Lembro-me como se fosse hoje. A história era habitual, o L. era um rapaz congolês de 19 anos, a viver no campo de refugiados de Moria, em Lesbos, com a sua mãe, após ambos terem sido vítimas de perseguição por parte de forças militares.
Ao entrar na consulta, mostrava-se desanimado e disse-me que vinha ali mais pela sua mãe do que por si próprio. Contou-me como a mãe ainda tinha pesadelos e lembranças das torturas a que fora submetida no seu país de origem e como isso a impedia de dormir e o deixava preocupado com o seu estado de saúde mental e física.
Expliquei-lhe que isso era algo normal, tendo em conta aquilo a que ambos tinham sido submetidos e a todo o stress inerente à travessia. Apresentei-lhe algumas estratégias para aumentar a resiliência e a capacidade de lidar com os efeitos de traumas passados, insistindo na importância de a sua mãe vir também à clínica, para que eu ou outro médico pudéssemos falar pessoalmente com ela.
Ele assentiu e quando estávamos prestes a despedir-nos disse-me: olha, eu também estudava Medicina. Interessado, procurei saber mais detalhes e fiquei a saber que o L. estava no 1º ano do curso de Medicina quando ele e a mãe tinham abandonado o seu país. No meio das respostas que foi dando às perguntas que lhe fui colocando, disse-me que gostava muito de ler.
De imediato pensei levá-lo à biblioteca improvisada do nosso centro comunitário. Ali, as pessoas podiam gratuitamente requisitar livros, tendo um prazo de duas semanas para ler, devolver e, se quisessem, levar um outro. Havia livros em várias línguas, uma delas o francês.
Quando passei os olhos pela prateleira vi que entre os livros em francês se encontrava o Le Petit Prince (O Principezinho), de Antoine de Saint-Exupery.

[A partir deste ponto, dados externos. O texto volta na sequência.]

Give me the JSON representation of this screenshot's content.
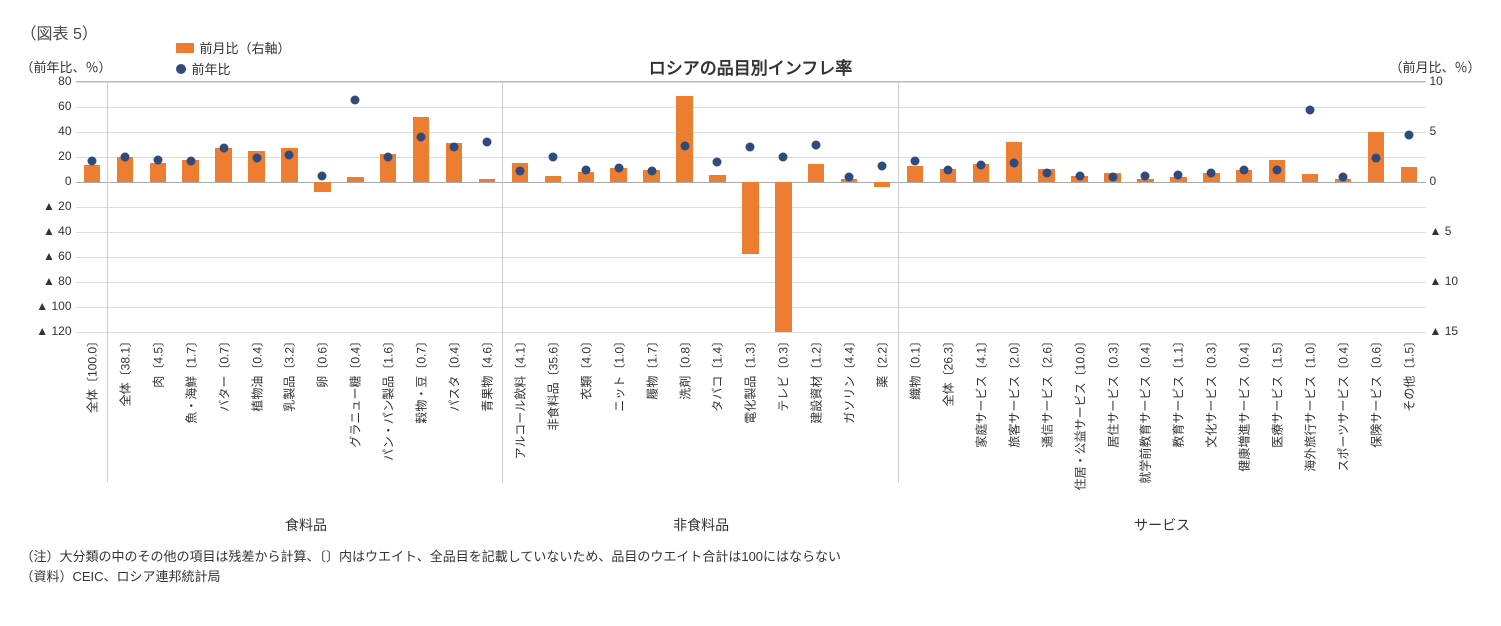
{
  "figure_label": "（図表 5）",
  "header": {
    "y_left_title": "（前年比、％）",
    "y_right_title": "（前月比、％）",
    "chart_title": "ロシアの品目別インフレ率"
  },
  "legend": {
    "bar": "前月比（右軸）",
    "dot": "前年比"
  },
  "colors": {
    "bar": "#ed7d31",
    "dot": "#2f4b7c",
    "grid": "#dddddd",
    "axis": "#aaaaaa",
    "text": "#333333",
    "bg": "#ffffff"
  },
  "chart": {
    "type": "bar+marker-dual-axis",
    "left_axis": {
      "min": -120,
      "max": 80,
      "step": 20
    },
    "right_axis": {
      "min": -15,
      "max": 10,
      "step": 5
    },
    "zero_ratio": 0.4,
    "left_ticks_labels": [
      "80",
      "60",
      "40",
      "20",
      "0",
      "▲ 20",
      "▲ 40",
      "▲ 60",
      "▲ 80",
      "▲ 100",
      "▲ 120"
    ],
    "right_ticks_labels": [
      "10",
      "5",
      "0",
      "▲ 5",
      "▲ 10",
      "▲ 15"
    ],
    "groups": [
      {
        "label": "",
        "span": 1
      },
      {
        "label": "食料品",
        "span": 12
      },
      {
        "label": "非食料品",
        "span": 12
      },
      {
        "label": "サービス",
        "span": 16
      }
    ],
    "items": [
      {
        "label": "全体〔100.0〕",
        "yoy": 17,
        "mom": 1.7,
        "cat": "overall"
      },
      {
        "label": "全体〔38.1〕",
        "yoy": 20,
        "mom": 2.5,
        "cat": "food"
      },
      {
        "label": "肉〔4.5〕",
        "yoy": 18,
        "mom": 1.9,
        "cat": "food"
      },
      {
        "label": "魚・海鮮〔1.7〕",
        "yoy": 17,
        "mom": 2.2,
        "cat": "food"
      },
      {
        "label": "バター〔0.7〕",
        "yoy": 27,
        "mom": 3.4,
        "cat": "food"
      },
      {
        "label": "植物油〔0.4〕",
        "yoy": 19,
        "mom": 3.1,
        "cat": "food"
      },
      {
        "label": "乳製品〔3.2〕",
        "yoy": 22,
        "mom": 3.4,
        "cat": "food"
      },
      {
        "label": "卵〔0.6〕",
        "yoy": 5,
        "mom": -1.0,
        "cat": "food"
      },
      {
        "label": "グラニュー糖〔0.4〕",
        "yoy": 66,
        "mom": 0.5,
        "cat": "food"
      },
      {
        "label": "パン・パン製品〔1.6〕",
        "yoy": 20,
        "mom": 2.8,
        "cat": "food"
      },
      {
        "label": "穀物・豆〔0.7〕",
        "yoy": 36,
        "mom": 6.5,
        "cat": "food"
      },
      {
        "label": "パスタ〔0.4〕",
        "yoy": 28,
        "mom": 3.9,
        "cat": "food"
      },
      {
        "label": "青果物〔4.6〕",
        "yoy": 32,
        "mom": 0.3,
        "cat": "food"
      },
      {
        "label": "アルコール飲料〔4.1〕",
        "yoy": 9,
        "mom": 1.9,
        "cat": "food"
      },
      {
        "label": "非食料品〔35.6〕",
        "yoy": 20,
        "mom": 0.6,
        "cat": "nonfood"
      },
      {
        "label": "衣類〔4.0〕",
        "yoy": 10,
        "mom": 1.0,
        "cat": "nonfood"
      },
      {
        "label": "ニット〔1.0〕",
        "yoy": 11,
        "mom": 1.4,
        "cat": "nonfood"
      },
      {
        "label": "履物〔1.7〕",
        "yoy": 9,
        "mom": 1.2,
        "cat": "nonfood"
      },
      {
        "label": "洗剤〔0.8〕",
        "yoy": 29,
        "mom": 8.6,
        "cat": "nonfood"
      },
      {
        "label": "タバコ〔1.4〕",
        "yoy": 16,
        "mom": 0.7,
        "cat": "nonfood"
      },
      {
        "label": "電化製品〔1.3〕",
        "yoy": 28,
        "mom": -7.2,
        "cat": "nonfood"
      },
      {
        "label": "テレビ〔0.3〕",
        "yoy": 20,
        "mom": -15.0,
        "cat": "nonfood"
      },
      {
        "label": "建設資材〔1.2〕",
        "yoy": 30,
        "mom": 1.8,
        "cat": "nonfood"
      },
      {
        "label": "ガソリン〔4.4〕",
        "yoy": 4,
        "mom": 0.3,
        "cat": "nonfood"
      },
      {
        "label": "薬〔2.2〕",
        "yoy": 13,
        "mom": -0.5,
        "cat": "nonfood"
      },
      {
        "label": "織物〔0.1〕",
        "yoy": 17,
        "mom": 1.6,
        "cat": "nonfood"
      },
      {
        "label": "全体〔26.3〕",
        "yoy": 10,
        "mom": 1.3,
        "cat": "service"
      },
      {
        "label": "家庭サービス〔4.1〕",
        "yoy": 14,
        "mom": 1.8,
        "cat": "service"
      },
      {
        "label": "旅客サービス〔2.0〕",
        "yoy": 15,
        "mom": 4.0,
        "cat": "service"
      },
      {
        "label": "通信サービス〔2.6〕",
        "yoy": 7,
        "mom": 1.3,
        "cat": "service"
      },
      {
        "label": "住居・公益サービス〔10.0〕",
        "yoy": 5,
        "mom": 0.6,
        "cat": "service"
      },
      {
        "label": "居住サービス〔0.3〕",
        "yoy": 4,
        "mom": 0.9,
        "cat": "service"
      },
      {
        "label": "就学前教育サービス〔0.4〕",
        "yoy": 5,
        "mom": 0.3,
        "cat": "service"
      },
      {
        "label": "教育サービス〔1.1〕",
        "yoy": 6,
        "mom": 0.5,
        "cat": "service"
      },
      {
        "label": "文化サービス〔0.3〕",
        "yoy": 7,
        "mom": 0.9,
        "cat": "service"
      },
      {
        "label": "健康増進サービス〔0.4〕",
        "yoy": 10,
        "mom": 1.2,
        "cat": "service"
      },
      {
        "label": "医療サービス〔1.5〕",
        "yoy": 10,
        "mom": 2.2,
        "cat": "service"
      },
      {
        "label": "海外旅行サービス〔1.0〕",
        "yoy": 58,
        "mom": 0.8,
        "cat": "service"
      },
      {
        "label": "スポーツサービス〔0.4〕",
        "yoy": 4,
        "mom": 0.3,
        "cat": "service"
      },
      {
        "label": "保険サービス〔0.6〕",
        "yoy": 19,
        "mom": 5.0,
        "cat": "service"
      },
      {
        "label": "その他〔1.5〕",
        "yoy": 38,
        "mom": 1.5,
        "cat": "service"
      }
    ]
  },
  "footnotes": {
    "note": "（注）大分類の中のその他の項目は残差から計算、〔〕内はウエイト、全品目を記載していないため、品目のウエイト合計は100にはならない",
    "source": "（資料）CEIC、ロシア連邦統計局"
  }
}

Intuitivamente, pensei que este poderia ser um livro interessante para o L. ler. Quando lho propus, os seus olhos iluminaram-se e disse-me com algum entusiasmo que conhecia o autor mas que nunca tinha lido este livro. Nesse dia, percebi melhor o poder que um livro pode ter a alimentar sonhos.
Acabámos por requisitá-lo e L. levou o livro. Nunca mais vi L.
Pedi que, caso voltasse à clínica, lhe dessem o meu número de telefone para que me pudesse dizer o que tinha achado do livro mas, aparentemente, não voltou a aparecer. Talvez tenha aparecido e não o tenham identificado. Talvez nunca mais tenha voltado.
Tal como aconteceu com L., também perdi o rasto de muitas das pessoas com quem contactei em Tessalónica, Lesbos e Bangladesh. Resta-me relembrar-lhes o rosto e as suas histórias de vida. Resta-me rezar e esperar que um dia possamos encontrar-nos num lugar melhor. Resta-me contar as suas histórias e o modo como não desistiram de lutar por um futuro melhor. Resta-me agradecer por as poder ter conhecido.